The grandaddy of the object-oriented world, Smalltalk has fascinated developers since it appeared on the programming scene. I was inducted in 1988, having succeeded in creating a small visual mapping application in about two weeks (my previous feats had included programs marginally more complex than those of the "10 print 'hello'; 20 goto 10"
variety). I was hooked. Though I'd just graduated from Biology, I signed up for a four-year compsci degree at Carleton University, a hotbed for Smalltalk education at the time.
That Smalltalk is an object-oriented language, however, doesn't really explain why it might be a better choice than other OO languages like C# or Java, and if so superior, why it has been supplanted by them as a language of choice for the enterprise in the last 10 years. This is the essence of the Smalltalk Paradox.

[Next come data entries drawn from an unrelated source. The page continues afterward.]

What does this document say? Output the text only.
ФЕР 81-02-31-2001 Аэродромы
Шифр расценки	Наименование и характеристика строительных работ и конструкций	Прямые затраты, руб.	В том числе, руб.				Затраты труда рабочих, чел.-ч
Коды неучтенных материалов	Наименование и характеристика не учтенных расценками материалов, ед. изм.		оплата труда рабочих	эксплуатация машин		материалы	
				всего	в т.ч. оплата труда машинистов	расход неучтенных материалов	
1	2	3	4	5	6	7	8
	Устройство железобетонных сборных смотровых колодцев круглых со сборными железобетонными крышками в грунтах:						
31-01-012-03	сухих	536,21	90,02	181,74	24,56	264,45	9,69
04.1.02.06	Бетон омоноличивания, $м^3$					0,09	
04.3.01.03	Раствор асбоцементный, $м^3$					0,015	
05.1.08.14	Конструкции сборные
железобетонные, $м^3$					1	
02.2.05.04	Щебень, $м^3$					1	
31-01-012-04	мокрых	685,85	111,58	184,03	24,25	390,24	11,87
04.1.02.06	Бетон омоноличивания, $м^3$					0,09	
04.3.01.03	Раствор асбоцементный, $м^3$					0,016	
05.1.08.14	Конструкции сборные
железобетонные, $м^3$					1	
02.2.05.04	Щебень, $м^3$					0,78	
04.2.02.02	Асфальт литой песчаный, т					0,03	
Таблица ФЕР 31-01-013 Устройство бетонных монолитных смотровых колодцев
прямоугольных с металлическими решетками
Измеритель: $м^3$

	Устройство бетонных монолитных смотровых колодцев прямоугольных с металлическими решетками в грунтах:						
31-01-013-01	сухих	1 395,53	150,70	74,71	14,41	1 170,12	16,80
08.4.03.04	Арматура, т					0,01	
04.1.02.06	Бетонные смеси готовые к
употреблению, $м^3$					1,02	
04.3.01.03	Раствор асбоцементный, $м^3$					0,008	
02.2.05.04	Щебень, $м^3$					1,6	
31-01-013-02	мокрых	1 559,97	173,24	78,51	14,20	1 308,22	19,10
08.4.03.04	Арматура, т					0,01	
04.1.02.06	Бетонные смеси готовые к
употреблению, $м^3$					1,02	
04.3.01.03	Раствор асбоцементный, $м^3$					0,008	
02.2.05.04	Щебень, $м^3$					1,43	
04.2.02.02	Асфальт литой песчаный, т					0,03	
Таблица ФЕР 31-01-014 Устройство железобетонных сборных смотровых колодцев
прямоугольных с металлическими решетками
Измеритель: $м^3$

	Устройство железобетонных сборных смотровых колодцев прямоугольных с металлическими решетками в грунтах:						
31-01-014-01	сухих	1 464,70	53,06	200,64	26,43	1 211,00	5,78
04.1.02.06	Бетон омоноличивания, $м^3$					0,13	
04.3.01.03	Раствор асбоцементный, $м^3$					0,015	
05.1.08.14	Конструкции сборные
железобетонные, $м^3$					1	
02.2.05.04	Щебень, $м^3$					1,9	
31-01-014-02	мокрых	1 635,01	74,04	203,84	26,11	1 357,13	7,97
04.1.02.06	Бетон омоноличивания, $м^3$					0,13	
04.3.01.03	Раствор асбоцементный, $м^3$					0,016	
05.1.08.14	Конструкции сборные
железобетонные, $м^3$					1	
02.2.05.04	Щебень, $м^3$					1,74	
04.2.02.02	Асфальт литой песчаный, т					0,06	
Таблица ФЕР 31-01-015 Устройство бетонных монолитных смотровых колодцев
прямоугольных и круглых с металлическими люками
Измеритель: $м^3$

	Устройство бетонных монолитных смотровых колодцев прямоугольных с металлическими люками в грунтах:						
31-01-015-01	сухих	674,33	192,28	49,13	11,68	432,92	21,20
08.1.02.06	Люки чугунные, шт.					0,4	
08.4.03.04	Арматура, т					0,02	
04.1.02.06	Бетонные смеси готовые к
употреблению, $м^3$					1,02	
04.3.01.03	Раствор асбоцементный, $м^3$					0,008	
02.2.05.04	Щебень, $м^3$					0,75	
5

Heeg had some good answers for the first question. He began with solid material: a quote from the Goldberg/Robson Smalltalk bible:
"Smalltalk is based on a small number of concepts, but defined by unusual terminology. Due to the uniformity with which the object-message orientation is carried out in the system, there are very few new programming concepts to learn in order to understand Smalltalk...These concepts are presented by defining the five words...that make up the vocabulary of Smalltalk object, message, class, instance, and method. These five words are defined in terms of each other, so it is almost as though the reader must know everything before knowing anything."
Goldberg and Robson, Smalltalk-80: The Language and its Implementation, 1983.
In other words, the internal consistency of the language is at once beautiful and somewhat unsettling. As such, developers may find the concepts difficult to relate it to something else they already know.